Case ID: ad2d_175/html/0175-01.html
Source: Caselaw Access Project
Author: {"author": "", "license": "Public Domain", "url": "https://static.case.law/"}
Date Created: 2024-08-24T03:29:51.129683

The People of the State of New York, Respondent, v Winston Dawkins, Appellant.
   — Appeal by the defendant from a judgment of the Supreme Court, Kings County (Kramer, J.), rendered May 14, 1986, convicting him of criminal possession of a controlled substance in the fourth degree, upon a jury verdict, and imposing sentence. The appeal brings up for review the denial, after a hearing, of that branch of the defendant’s omnibus motion which was to suppress physical evidence.

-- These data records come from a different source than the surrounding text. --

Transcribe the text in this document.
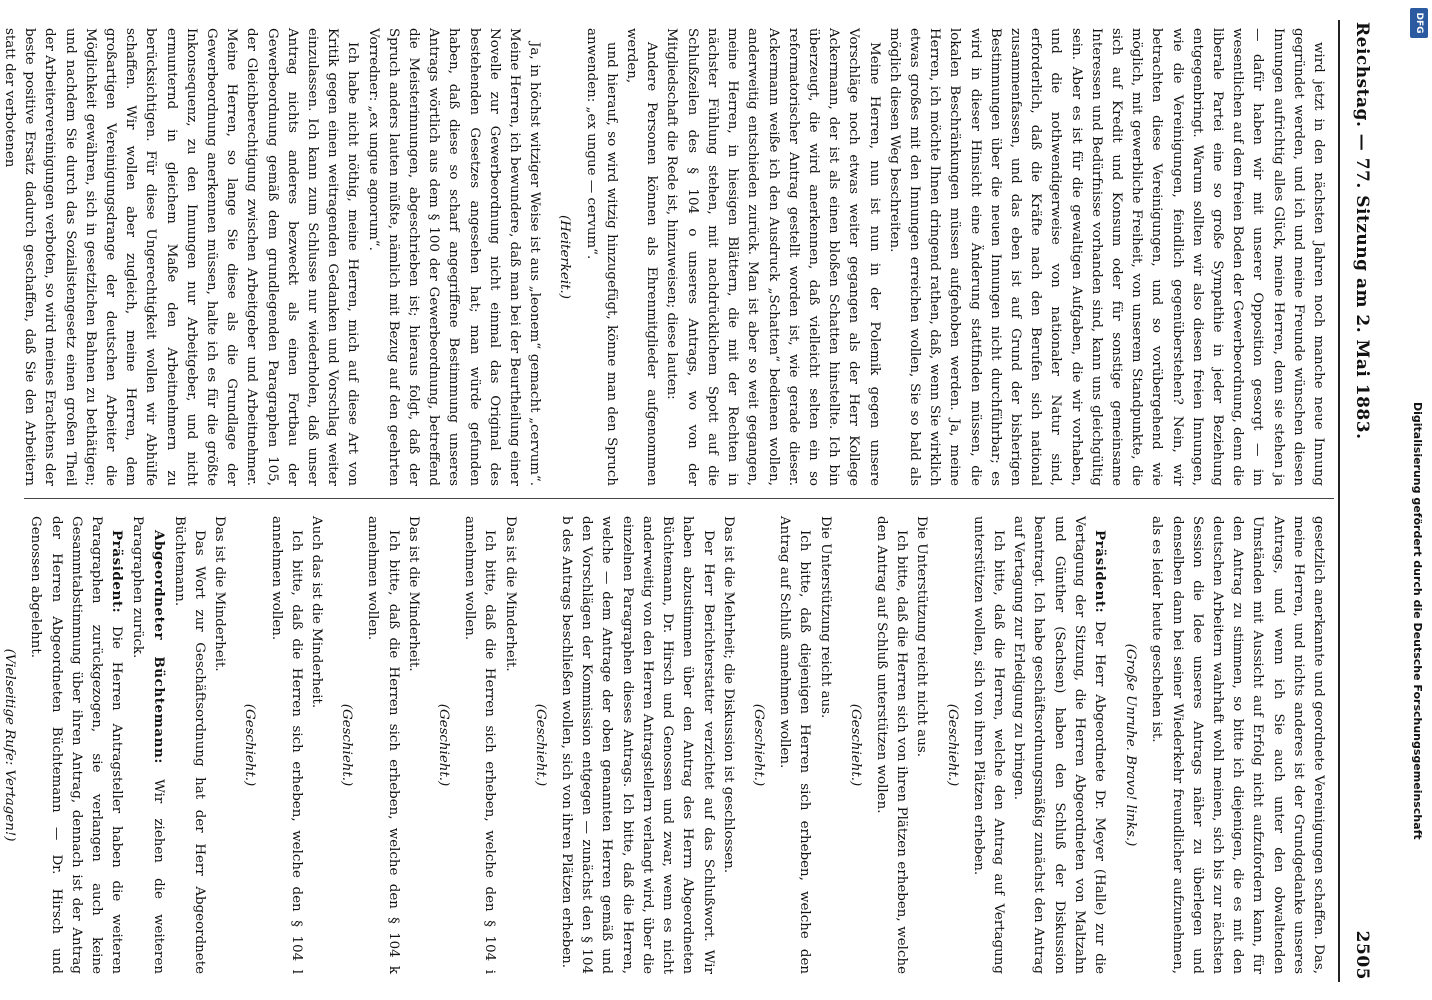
Reichstag. — 77. Sitzung am 2. Mai 1883.
2505

wird jetzt in den nächsten Jahren noch manche neue Innung gegründet werden, und ich und meine Freunde wünschen diesen Innungen aufrichtig alles Glück, meine Herren, denn sie stehen ja — dafür haben wir mit unserer Opposition gesorgt — im wesentlichen auf dem freien Boden der Gewerbeordnung, denn die liberale Partei eine so große Sympathie in jeder Beziehung entgegenbringt. Warum sollten wir also diesen freien Innungen, wie die Vereinigungen, feindlich gegenüberstehen? Nein, wir betrachten diese Vereinigungen, und so vorübergehend wie möglich, mit gewerbliche Freiheit, von unserem Standpunkte, die sich auf Kredit und Konsum oder für sonstige gemeinsame Interessen und Bedürfnisse vorhanden sind, kann uns gleichgültig sein. Aber es ist für die gewaltigen Aufgaben, die wir vorhaben, und die nothwendigerweise von nationaler Natur sind, erforderlich, daß die Kräfte nach den Berufen sich national zusammenfassen, und das eben ist auf Grund der bisherigen Bestimmungen über die neuen Innungen nicht durchführbar; es wird in dieser Hinsicht eine Änderung stattfinden müssen, die lokalen Beschränkungen müssen aufgehoben werden. Ja, meine Herren, ich möchte Ihnen dringend rathen, daß, wenn Sie wirklich etwas großes mit den Innungen erreichen wollen, Sie so bald als möglich diesen Weg beschreiten.

Meine Herren, nun ist nun in der Polemik gegen unsere Vorschläge noch etwas weiter gegangen als der Herr Kollege Ackermann, der ist als einen bloßen Schatten hinstellte. Ich bin überzeugt, die wird anerkennen, daß vielleicht selten ein so reformatorischer Antrag gestellt worden ist, wie gerade dieser. Ackermann weiße ich den Ausdruck „Schatten“ bedienen wollen, anderweitig entschieden zurück. Man ist aber so weit gegangen, meine Herren, in hiesigen Blättern, die mit der Rechten in nächster Fühlung stehen, mit nachdrücklichem Spott auf die Schlußzeilen des § 104 o unseres Antrags, wo von der Mitgliedschaft die Rede ist, hinzuweisen; diese lauten:

Andere Personen können als Ehrenmitglieder aufgenommen werden,

und hierauf, so wird witzig hinzugefügt, könne man den Spruch anwenden: „ex ungue — cervum“.

(Heiterkeit.)

Ja, in höchst witziger Weise ist aus „leonem“ gemacht „cervum“. Meine Herren, ich bewundere, daß man bei der Beurtheilung einer Novelle zur Gewerbeordnung nicht einmal das Original des bestehenden Gesetzes angesehen hat; man würde gefunden haben, daß diese so scharf angegriffene Bestimmung unseres Antrags wörtlich aus dem § 100 der Gewerbeordnung, betreffend die Meisterinnungen, abgeschrieben ist; hieraus folgt, daß der Spruch anders lauten müßte, nämlich mit Bezug auf den geehrten Vorredner: „ex ungue agnorum“.

Ich habe nicht nöthig, meine Herren, mich auf diese Art von Kritik gegen einen weitragenden Gedanken und Vorschlag weiter einzulassen. Ich kann zum Schlusse nur wiederholen, daß unser Antrag nichts anderes bezweckt als einen Fortbau der Gewerbeordnung gemäß dem grundlegenden Paragraphen 105, der Gleichberechtigung zwischen Arbeitgeber und Arbeitnehmer. Meine Herren, so lange Sie diese als die Grundlage der Gewerbeordnung anerkennen müssen, halte ich es für die größte Inkonsequenz, zu den Innungen nur Arbeitgeber, und nicht ermunternd in gleichem Maße den Arbeitnehmern zu berücksichtigen. Für diese Ungerechtigkeit wollen wir Abhülfe schaffen. Wir wollen aber zugleich, meine Herren, dem großartigen Vereinigungsdrange der deutschen Arbeiter die Möglichkeit gewähren, sich in gesetzlichen Bahnen zu bethätigen; und nachdem Sie durch das Sozialistengesetz einen großen Theil der Arbeitervereinigungen verboten, so wird meines Erachtens der beste positive Ersatz dadurch geschaffen, daß Sie den Arbeitern statt der verbotenen

gesetzlich anerkannte und geordnete Vereinigungen schaffen. Das, meine Herren, und nichts anderes ist der Grundgedanke unseres Antrags, und wenn ich Sie auch unter den obwaltenden Umständen mit Aussicht auf Erfolg nicht aufzufordern kann, für den Antrag zu stimmen, so bitte ich diejenigen, die es mit den deutschen Arbeitern wahrhaft wohl meinen, sich bis zur nächsten Session die Idee unseres Antrags näher zu überlegen und denselben dann bei seiner Wiederkehr freundlicher aufzunehmen, als es leider heute geschehen ist.

(Große Unruhe. Bravo! links.)

Präsident: Der Herr Abgeordnete Dr. Meyer (Halle) zur die Vertagung der Sitzung, die Herren Abgeordneten von Maltzahn und Günther (Sachsen) haben den Schluß der Diskussion beantragt. Ich habe geschäftsordnungsmäßig zunächst den Antrag auf Vertagung zur Erledigung zu bringen.

Ich bitte, daß die Herren, welche den Antrag auf Vertagung unterstützen wollen, sich von ihren Plätzen erheben.

(Geschieht.)

Die Unterstützung reicht nicht aus.

Ich bitte, daß die Herren sich von ihren Plätzen erheben, welche den Antrag auf Schluß unterstützen wollen.

(Geschieht.)

Die Unterstützung reicht aus.

Ich bitte, daß diejenigen Herren sich erheben, welche den Antrag auf Schluß annehmen wollen.

(Geschieht.)

Das ist die Mehrheit; die Diskussion ist geschlossen.

Der Herr Berichterstatter verzichtet auf das Schlußwort. Wir haben abzustimmen über den Antrag des Herrn Abgeordneten Büchtemann, Dr. Hirsch und Genossen und zwar, wenn es nicht anderweitig von den Herren Antragstellern verlangt wird, über die einzelnen Paragraphen dieses Antrags. Ich bitte, daß die Herren, welche — dem Antrage der oben genannten Herren gemäß und den Vorschlägen der Kommission entgegen — zunächst den § 104 b des Antrags beschließen wollen, sich von ihren Plätzen erheben.

(Geschieht.)

Das ist die Minderheit.

Ich bitte, daß die Herren sich erheben, welche den § 104 i annehmen wollen.

(Geschieht.)

Das ist die Minderheit.

Ich bitte, daß die Herren sich erheben, welche den § 104 k annehmen wollen.

(Geschieht.)

Auch das ist die Minderheit.

Ich bitte, daß die Herren sich erheben, welche den § 104 l annehmen wollen.

(Geschieht.)

Das ist die Minderheit.

Das Wort zur Geschäftsordnung hat der Herr Abgeordnete Büchtemann.

Abgeordneter Büchtemann: Wir ziehen die weiteren Paragraphen zurück.

Präsident: Die Herren Antragsteller haben die weiteren Paragraphen zurückgezogen, sie verlangen auch keine Gesammtabstimmung über ihren Antrag, dennach ist der Antrag der Herren Abgeordneten Büchtemann — Dr. Hirsch und Genossen abgelehnt.

(Vielseitige Rufe: Vertagen!)

DFG
Digitalisierung gefördert durch die Deutsche Forschungsgemeinschaft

Ordered that the judgment is affirmed.

The defendant was present in an apartment when the police executed a search warrant for that location, which was the purported site of an on-going illicit narcotics operation. When the police first entered the apartment, the defendant was observed in close proximity to scales, strainers, and tinfoil packages. He was immediately arrested and a subsequent search of his person revealed four tinfoil packages, containing what appeared to be cocaine. The police subsequently discovered weapons and narcotics in the apartment. The defendant was acquitted of all of the charges relating to the physical evidence found in the apartment; his conviction was based solely on his possession of the four tinfoil packages of cocaine which were found on his person.

In light of the defendant’s inability to establish a "legitimate expectation of privacy” (People v Wesley, 73 NY2d 351, 359-360) in the apartment, the hearing court properly determined that he did not have standing to contest the issuance of the search warrant (see, People v Rodriguez, 69 NY2d 159, 163, 165; People v Ponder, 54 NY2d 160, 166). Further, the hearing court properly determined that there existed independent probable cause to arrest the defendant based upon his proximity to the drug packaging material (see, Penal Law § 220.50 [2]). Accordingly, the defendant was not entitled to suppression of the contraband recovered from his person upon his arrest.

In addition, we find that the defendant was not deprived of a fair trial by the prosecution’s use of evidence of alleged uncharged crimes, because that evidence related solely to the charges upon which the defendant was acquitted. Mangano, P. J., Lawrence, Eiber and Balletta, JJ., concur.